I am not saying do not consider SAP HR requirements at all. In a lot of cases, adjustments can be made to SuccessFactors that won’t impact its usability, while still feeding SAP HR things in a way that is less disruptive.  You need an extra field so that it can be replicated down? Sure, no problem. Employee Central can add fields easily and likewise they can be mapped easily to the relevant SAP HR infotype. However, in cases where a design change would adversely impact how SuccessFactors in general or Employee Central in particular operate, design changes may need to be made to SAP HR. Project teams should be going in with a mindset that SAP HR is now an add-on, not the core. Nothing should be off the table: including enterprise structure changes. Yes, this may mean that there will be some added time to the implementation so that regression testing can be done to SAP HR, but the result should be an Employee Central system that is prepared for the day where it will entirely decoupled from SAP HR.
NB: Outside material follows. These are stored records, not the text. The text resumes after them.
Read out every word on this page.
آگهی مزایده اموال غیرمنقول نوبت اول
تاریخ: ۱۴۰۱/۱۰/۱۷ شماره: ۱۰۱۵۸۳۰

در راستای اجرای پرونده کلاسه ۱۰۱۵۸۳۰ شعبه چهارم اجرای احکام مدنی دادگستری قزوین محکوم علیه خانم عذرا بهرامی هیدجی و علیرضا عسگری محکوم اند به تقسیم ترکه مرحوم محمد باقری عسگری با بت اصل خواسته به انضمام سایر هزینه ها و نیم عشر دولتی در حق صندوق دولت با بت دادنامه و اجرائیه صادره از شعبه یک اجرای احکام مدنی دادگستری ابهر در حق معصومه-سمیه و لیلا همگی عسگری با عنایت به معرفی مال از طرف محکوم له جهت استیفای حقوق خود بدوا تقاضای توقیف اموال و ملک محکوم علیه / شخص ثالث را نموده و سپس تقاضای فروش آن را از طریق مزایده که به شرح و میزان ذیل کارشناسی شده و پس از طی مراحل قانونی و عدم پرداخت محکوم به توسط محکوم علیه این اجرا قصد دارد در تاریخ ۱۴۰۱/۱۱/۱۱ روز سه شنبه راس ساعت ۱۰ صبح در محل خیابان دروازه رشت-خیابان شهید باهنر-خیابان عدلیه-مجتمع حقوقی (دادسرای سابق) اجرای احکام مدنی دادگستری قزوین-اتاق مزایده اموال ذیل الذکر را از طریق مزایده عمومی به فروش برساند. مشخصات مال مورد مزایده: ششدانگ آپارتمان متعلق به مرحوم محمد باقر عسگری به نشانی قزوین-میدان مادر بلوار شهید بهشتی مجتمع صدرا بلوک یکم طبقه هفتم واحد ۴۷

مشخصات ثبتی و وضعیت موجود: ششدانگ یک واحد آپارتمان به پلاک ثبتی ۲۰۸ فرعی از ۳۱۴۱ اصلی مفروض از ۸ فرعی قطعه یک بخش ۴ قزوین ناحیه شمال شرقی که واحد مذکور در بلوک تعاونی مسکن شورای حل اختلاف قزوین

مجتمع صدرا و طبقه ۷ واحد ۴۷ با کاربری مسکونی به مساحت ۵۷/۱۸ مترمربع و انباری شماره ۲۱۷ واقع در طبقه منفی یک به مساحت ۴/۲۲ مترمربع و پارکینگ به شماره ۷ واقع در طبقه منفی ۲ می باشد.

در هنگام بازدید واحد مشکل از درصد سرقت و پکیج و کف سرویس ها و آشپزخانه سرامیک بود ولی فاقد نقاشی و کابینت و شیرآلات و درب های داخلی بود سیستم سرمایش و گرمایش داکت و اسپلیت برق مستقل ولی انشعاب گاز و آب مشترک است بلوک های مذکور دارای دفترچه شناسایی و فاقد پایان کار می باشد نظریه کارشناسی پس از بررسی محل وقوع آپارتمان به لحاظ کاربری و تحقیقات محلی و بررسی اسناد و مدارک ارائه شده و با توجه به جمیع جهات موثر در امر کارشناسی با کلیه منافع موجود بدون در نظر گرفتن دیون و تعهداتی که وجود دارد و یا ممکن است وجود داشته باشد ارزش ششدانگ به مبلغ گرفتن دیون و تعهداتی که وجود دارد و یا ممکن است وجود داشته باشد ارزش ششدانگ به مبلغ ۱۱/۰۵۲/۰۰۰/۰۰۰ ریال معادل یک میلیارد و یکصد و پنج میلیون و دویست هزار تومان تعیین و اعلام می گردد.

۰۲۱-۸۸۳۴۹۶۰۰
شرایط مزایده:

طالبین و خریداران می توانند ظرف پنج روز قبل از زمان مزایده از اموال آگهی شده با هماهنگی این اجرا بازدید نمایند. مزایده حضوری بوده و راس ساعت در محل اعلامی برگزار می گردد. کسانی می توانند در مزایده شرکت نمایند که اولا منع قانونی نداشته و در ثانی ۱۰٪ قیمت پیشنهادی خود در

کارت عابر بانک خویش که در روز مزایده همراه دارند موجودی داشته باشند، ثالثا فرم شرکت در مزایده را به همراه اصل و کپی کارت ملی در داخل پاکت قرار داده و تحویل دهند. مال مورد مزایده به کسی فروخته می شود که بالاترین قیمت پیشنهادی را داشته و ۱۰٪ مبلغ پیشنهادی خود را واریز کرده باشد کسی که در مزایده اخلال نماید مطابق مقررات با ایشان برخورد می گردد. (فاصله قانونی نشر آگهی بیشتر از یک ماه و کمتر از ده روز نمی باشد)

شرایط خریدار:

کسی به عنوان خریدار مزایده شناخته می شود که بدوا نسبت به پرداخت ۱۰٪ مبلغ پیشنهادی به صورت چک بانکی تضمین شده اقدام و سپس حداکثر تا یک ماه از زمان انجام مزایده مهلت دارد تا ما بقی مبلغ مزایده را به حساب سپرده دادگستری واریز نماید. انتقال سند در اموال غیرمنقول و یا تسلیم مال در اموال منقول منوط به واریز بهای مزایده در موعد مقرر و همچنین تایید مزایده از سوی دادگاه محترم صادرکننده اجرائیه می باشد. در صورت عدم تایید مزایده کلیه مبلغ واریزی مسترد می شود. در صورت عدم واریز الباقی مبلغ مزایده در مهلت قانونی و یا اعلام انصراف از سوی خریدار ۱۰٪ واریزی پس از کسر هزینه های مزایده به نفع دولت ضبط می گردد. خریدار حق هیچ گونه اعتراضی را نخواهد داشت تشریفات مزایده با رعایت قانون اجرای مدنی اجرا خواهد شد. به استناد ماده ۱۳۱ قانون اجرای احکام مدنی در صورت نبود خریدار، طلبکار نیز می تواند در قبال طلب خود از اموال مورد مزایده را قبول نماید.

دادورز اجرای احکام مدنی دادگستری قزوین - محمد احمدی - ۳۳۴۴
I would be remiss if I did not mention that there is another option available to customers today in Employee Central Payroll, which is a hosted version of SAP Payroll that has a lot of pre-built integrations. This can be a great way to get a fresh start on everything. However, even with this approach, you may still confront integration challenges with other SAP modules since often other SAP modules get fed their org structures from Employee Central. A nuanced discussion of ECP versus Core Hybrid is well beyond what I can cover in this blog. Maybe some other day.

In conclusion, a Core Hybrid implementation model will make sense for a lot of customers. It allows you to join a next-generation HR and talent platform with a myriad of advantages over SAP HR (check out my top 5 benefits of EC over SAP HR here) while still running your existing SAP Payroll. However, it is essential that customers and consultants go into these implementations with a mindset that is focused on Employee Central first and foremost. It is my contention that you can do this and still provide SAP Payroll what it needs.  But you must first think about guaranteeing the future first, then think about what you need to retain from the past.